Azimuthally averaged stellar intensity projected onto the pixel grid.

Equivalent to computing a radial profile of stellar_intens, fitting a 1D interpolator, and evaluating it at every pixel’s separation. This replaces the rotate-and-average approach with a faster, artifact-free result.

See Azimuthal Averaging of Stellar Intensity for the comparison.

Args:

stellar_diam: Stellar angular diameter. Default 0.0 lam/D.

Returns:

numpy.ndarray: (npix, npix) core mean intensity values.

noise_floor_ayo_map(ppf=30.0, stellar_diam=0.0 * lod)

Noise floor in AYO/pyEDITH per-pixel convention on the pixel grid.

Computes core_mean_intensity_map / ppf.

Args:

ppf (float): Post-processing factor. Default 30.0. stellar_diam: Stellar angular diameter. Default 0.0 lam/D.

Returns:

numpy.ndarray: (npix, npix) noise floor values.
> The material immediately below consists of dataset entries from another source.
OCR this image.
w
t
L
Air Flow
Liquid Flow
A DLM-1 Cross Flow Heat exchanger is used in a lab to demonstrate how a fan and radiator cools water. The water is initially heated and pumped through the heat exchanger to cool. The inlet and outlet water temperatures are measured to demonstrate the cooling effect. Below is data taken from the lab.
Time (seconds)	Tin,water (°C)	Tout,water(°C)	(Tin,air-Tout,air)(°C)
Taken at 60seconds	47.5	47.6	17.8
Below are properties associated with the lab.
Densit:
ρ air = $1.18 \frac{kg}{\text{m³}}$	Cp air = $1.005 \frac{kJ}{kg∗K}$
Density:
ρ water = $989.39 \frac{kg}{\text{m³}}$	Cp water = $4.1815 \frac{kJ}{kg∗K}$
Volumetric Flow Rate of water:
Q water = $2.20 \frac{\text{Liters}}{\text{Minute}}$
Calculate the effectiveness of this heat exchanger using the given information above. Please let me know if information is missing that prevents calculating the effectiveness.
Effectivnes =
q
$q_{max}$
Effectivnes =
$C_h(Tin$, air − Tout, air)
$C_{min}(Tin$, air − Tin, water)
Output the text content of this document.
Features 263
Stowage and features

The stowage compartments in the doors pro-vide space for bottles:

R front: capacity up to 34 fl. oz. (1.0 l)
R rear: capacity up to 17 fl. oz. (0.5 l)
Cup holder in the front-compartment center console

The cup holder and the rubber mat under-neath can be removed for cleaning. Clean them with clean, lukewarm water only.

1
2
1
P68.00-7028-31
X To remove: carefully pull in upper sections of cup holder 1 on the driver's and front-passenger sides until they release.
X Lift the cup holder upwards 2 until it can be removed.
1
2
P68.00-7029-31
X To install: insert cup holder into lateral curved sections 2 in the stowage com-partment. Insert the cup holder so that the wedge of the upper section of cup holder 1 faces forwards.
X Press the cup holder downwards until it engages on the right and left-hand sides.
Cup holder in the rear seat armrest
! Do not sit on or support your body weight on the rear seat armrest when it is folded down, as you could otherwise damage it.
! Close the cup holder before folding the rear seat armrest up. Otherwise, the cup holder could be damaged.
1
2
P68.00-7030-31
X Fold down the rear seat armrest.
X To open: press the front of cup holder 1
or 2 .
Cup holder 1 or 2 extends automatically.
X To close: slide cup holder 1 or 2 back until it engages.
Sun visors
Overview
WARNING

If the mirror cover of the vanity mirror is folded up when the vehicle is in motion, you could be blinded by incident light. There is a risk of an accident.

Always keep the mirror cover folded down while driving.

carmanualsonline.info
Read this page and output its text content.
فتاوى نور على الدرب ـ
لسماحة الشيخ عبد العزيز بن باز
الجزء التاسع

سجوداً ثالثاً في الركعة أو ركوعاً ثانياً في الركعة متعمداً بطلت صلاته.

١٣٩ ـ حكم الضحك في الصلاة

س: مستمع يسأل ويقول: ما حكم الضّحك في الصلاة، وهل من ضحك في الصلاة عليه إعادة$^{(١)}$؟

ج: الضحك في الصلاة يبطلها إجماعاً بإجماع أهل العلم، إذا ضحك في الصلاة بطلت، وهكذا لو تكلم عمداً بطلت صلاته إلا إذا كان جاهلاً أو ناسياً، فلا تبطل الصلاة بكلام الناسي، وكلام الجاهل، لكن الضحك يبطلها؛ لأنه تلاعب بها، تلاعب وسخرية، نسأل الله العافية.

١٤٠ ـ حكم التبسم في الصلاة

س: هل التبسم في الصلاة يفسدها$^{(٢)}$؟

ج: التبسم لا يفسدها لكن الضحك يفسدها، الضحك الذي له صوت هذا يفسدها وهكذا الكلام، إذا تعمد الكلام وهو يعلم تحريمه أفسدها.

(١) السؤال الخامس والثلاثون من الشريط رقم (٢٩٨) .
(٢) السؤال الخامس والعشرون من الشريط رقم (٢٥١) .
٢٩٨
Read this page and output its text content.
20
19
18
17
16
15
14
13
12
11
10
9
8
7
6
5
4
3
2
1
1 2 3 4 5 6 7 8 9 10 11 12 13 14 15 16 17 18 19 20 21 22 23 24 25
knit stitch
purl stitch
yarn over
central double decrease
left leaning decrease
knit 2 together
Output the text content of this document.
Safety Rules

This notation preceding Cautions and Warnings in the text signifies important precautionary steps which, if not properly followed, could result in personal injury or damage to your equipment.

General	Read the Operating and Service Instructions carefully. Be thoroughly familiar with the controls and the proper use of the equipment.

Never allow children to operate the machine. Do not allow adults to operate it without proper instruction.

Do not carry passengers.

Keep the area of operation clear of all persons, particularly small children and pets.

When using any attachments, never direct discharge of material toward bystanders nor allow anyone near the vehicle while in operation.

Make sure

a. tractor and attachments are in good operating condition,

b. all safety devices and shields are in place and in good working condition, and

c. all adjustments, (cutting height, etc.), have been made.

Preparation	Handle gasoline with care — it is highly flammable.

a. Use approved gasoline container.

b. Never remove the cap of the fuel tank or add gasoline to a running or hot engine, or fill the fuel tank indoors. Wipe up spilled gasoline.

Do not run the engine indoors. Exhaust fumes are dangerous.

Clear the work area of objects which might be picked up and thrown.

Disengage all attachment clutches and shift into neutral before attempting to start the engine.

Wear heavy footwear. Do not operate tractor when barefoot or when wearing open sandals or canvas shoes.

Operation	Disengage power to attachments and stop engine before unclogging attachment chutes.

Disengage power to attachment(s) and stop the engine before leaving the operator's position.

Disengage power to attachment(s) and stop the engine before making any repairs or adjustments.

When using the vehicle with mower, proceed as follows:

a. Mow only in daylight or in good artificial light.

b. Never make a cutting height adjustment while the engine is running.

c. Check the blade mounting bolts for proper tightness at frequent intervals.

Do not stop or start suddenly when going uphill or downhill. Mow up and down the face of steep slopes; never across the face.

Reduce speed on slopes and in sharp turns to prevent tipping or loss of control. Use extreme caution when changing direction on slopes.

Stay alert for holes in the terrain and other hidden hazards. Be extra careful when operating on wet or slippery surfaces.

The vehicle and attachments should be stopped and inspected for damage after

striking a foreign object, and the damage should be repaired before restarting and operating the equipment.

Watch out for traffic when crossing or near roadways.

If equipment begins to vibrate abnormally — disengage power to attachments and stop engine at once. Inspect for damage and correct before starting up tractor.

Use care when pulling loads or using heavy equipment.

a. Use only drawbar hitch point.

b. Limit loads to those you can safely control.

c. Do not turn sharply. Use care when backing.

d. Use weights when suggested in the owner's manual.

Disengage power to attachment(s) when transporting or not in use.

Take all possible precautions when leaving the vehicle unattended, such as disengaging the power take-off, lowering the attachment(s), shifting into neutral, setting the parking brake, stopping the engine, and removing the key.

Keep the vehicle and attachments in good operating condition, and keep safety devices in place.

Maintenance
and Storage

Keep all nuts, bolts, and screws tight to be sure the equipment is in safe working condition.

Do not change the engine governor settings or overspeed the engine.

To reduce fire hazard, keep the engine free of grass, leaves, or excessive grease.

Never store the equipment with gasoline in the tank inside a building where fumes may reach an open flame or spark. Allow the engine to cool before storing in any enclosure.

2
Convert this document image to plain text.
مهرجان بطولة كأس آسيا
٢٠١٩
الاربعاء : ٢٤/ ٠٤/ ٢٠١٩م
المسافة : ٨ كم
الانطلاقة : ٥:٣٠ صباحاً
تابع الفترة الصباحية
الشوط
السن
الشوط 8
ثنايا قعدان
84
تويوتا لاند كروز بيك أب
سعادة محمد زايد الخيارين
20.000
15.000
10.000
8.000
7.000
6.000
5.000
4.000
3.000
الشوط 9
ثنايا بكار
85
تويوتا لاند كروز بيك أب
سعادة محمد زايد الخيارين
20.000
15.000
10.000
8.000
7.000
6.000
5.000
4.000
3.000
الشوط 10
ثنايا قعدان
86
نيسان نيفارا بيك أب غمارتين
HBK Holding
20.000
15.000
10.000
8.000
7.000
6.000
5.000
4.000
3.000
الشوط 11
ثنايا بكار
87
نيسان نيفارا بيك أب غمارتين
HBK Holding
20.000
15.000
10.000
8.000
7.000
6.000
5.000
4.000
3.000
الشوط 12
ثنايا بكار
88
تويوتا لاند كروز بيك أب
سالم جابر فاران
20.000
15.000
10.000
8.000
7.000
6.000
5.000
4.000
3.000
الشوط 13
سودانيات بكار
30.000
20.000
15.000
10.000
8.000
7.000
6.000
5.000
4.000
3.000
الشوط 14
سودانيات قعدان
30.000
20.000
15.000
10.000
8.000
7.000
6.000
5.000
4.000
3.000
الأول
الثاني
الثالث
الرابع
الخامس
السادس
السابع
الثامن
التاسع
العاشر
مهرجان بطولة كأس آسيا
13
throughput_map(psf_trunc_ratios=None)

Throughput projected from the 1D curve onto the pixel grid.

Args:

psf_trunc_ratios (array-like or None):

If provided, returns a stacked (npix, npix, nratios) array with one slice per truncation ratio. Each ratio triggers a fresh performance computation. If None, uses the current throughput interpolator.

Returns:

numpy.ndarray: (npix, npix) or (npix, npix, nratios) throughput.

core_area_map(psf_trunc_ratios=None)

Core area (omega) projected from the 1D curve onto the pixel grid.

Args:

psf_trunc_ratios (array-like or None):

If provided, returns a stacked (npix, npix, nratios) array. If None, uses the current core_area interpolator.

Returns:

numpy.ndarray: (npix, npix) or (npix, npix, nratios) core area

in (lam/D)^2.

throughput_curve(aperture_radius_lod=0.7, oversample=1, plot=True)

Compute and optionally plot the throughput curve.

Delegates to yippy.performance.compute_throughput_curve().

raw_contrast_curve(stellar_diam=0 * lod, aperture_radius_lod=0.7, oversample=2, plot=True)

Compute and optionally plot the raw contrast curve.

Delegates to yippy.performance.compute_raw_contrast_curve().

core_area_curve(aperture_radius_lod=0.7, fit_gaussian=False, use_phot_aperture_as_min=False, oversample=2, plot=True)

Compute and optionally plot the core area curve.

Delegates to yippy.performance.compute_core_area_curve().

to_exosims(aperture_radius_lod=0.7, fit_gaussian_for_core_area=False, use_phot_aperture_as_min=False, units='LAMBDA/D')

Save performance curves in EXOSIMS format.

Delegates to yippy.export.export_exosims().

dump_ayo_csv(output_path, sep_min=0.125, sep_max=32.0, sep_step=0.25, contrast_floor=1e-10, ppf=30.0)

Export performance curves in AYO-compatible CSV format.

Delegates to yippy.export.export_ayo_csv().